Récompensé par la Palme d’Or 2022 au Festival de Cannes et réalisé par le suédois Ruben Östlund, le film Triangle Of Sadness (Sans Filtre en français) sorti le 28 septembre dernier, mérite amplement ses distinctions, son esthétisme mais surtout pour les messages qu’il contient. Du casting à la cinématographie, le film mérite qu’on s’y attarde le temps d’un article analytique.
Du banal à l’absurde au banal : une critique de la superficialité de nos quotidiens et des riches


Le film commence de façon basique, avec un jeune mannequin Carl (joué par Harris Dickinson) qu’on retrouve immergé dans un casting collectif intense et gênant. Torses nus, cette scène de sourires et de visages fermés déjà iconique, donne le LA au film. C’est une critique risible mais aussi réaliste du monde de la mode, où les mannequins sont de véritables mouchoirs jetables, leurs corps une propriété consommable et les acteurs de cette industrie, souvent enfermés dans leurs critères et diktats de sélection peu sympathiques. On passe ensuite à Yaya (jouée par l’actrice Charlbi Dean, malheureusement décédée en fin août), amie de Carl et elle aussi mannequin. Tous les deux s’embarquent grâce à la jeune femme dans cette croisière pour faire monter les vues et abonnements de leurs réseaux sociaux communs. Entre sentiments et colère, superficialité et « remise en cause » des rôles économiques masculins et féminins, le film démarre sur des questionnements actuels et modernes. Mais rien ne laisse présager sa tournure…

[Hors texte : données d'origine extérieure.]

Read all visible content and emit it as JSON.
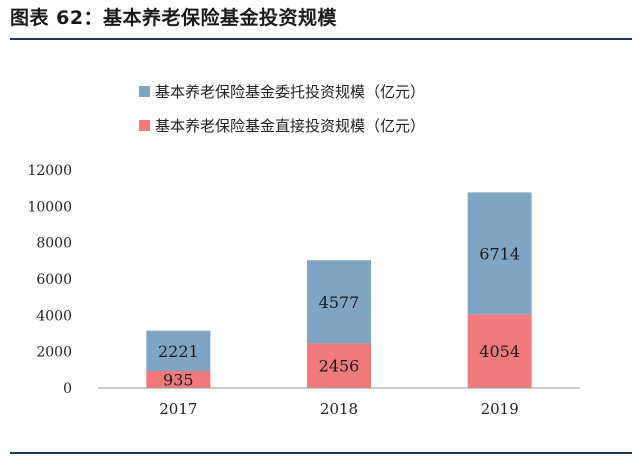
{
  "figure_title": "图表  62：基本养老保险基金投资规模",
  "colors": {
    "series_entrusted": "#7ea6c4",
    "series_direct": "#f07a7c",
    "axis": "#999999",
    "rule": "#1f3864"
  },
  "chart_data": {
    "type": "bar",
    "stacked": true,
    "categories": [
      "2017",
      "2018",
      "2019"
    ],
    "series": [
      {
        "name": "基本养老保险基金直接投资规模（亿元）",
        "values": [
          935,
          2456,
          4054
        ],
        "color": "#f07a7c"
      },
      {
        "name": "基本养老保险基金委托投资规模（亿元）",
        "values": [
          2221,
          4577,
          6714
        ],
        "color": "#7ea6c4"
      }
    ],
    "legend_order": [
      1,
      0
    ],
    "legend_position": "top-center",
    "ylim": [
      0,
      12000
    ],
    "yticks": [
      "0",
      "2000",
      "4000",
      "6000",
      "8000",
      "10000",
      "12000"
    ],
    "grid": false,
    "data_labels": true
  }
}
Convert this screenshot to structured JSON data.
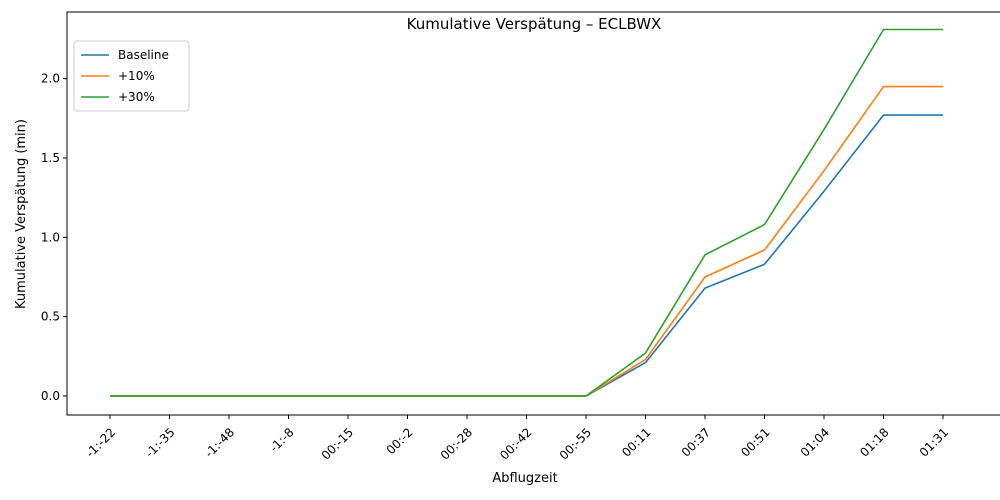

Le bateau, c’est le véritable début du film. Les croisières tout comme les séjours all-inclusive ou autres marqueurs de richesses à l’étranger, n’ont jamais cessé de s’éloigner de leurs étiquettes du « client est roi ». Et le film le prouve bien. Des demandes des clients les plus absurdes, de l’avidité au racisme et au conservatisme commercial assumé des clients, le film montre une belle brochette de vieux aristocrates ou nouveaux riches venus assouvir leurs envies ou profiter des services de travailleurs stressés et surtout étrangers. Le contraste socio-économique est aussi large que l’étendue d’eau qu’ils traversent. Le film m’a quelque part rappelé un recueil essentiel en sociologie L’Etabli (1978) de Robert Linhart. Les personnes non blanches occupent les postes les plus pénibles et on imagine que les salaires ne suivent pas du tout la dureté des tâches. Tandis que les personnes blanches (surtout que dans le film les hôtesses et hôtes suivent un modèle physique blond/blondes aux yeux bleus), sont elles mises en avant visuellement et au contact des clients. Nous sommes réellement face à une échelle salariale et professionnelle « discriminante » et raciale. Aucune personne n’est à plaindre car tous les travailleurs sont mis sous pression à leurs niveaux. Un petit aspect sur lequel on peut s’attarder : la bataille idéologique entre le capitaine du bateau névrosé marxiste et « anticapitaliste » et le riche homme d’affaires russe, pur cliché de démagogie et d’oligarchie. Leur discussion en plein climax a à mes yeux montré deux hommes aux vies et idées extrêmement opposées mais qui pourtant sont justes riches et à l’aise dans leurs vies. Un concours d’égos et de catalogage de savoirs.
Sans Filtre remet en cause les riches et leurs habitudes de se croire tout permis, n’importe où et encore plus dans un endroit loin de tout et de tous qui se dit exclusif. On s’éloigne des deux amis mannequins pour observer une jungle sociale qui se consume au figuré comme au littéral jusqu’à frôler l’explosion. Et on arrive ici à un élément phare et surprenant du film que l’on ne voit pas venir…
Un bouleversement des rôles et la place des femmes : un film féministe ?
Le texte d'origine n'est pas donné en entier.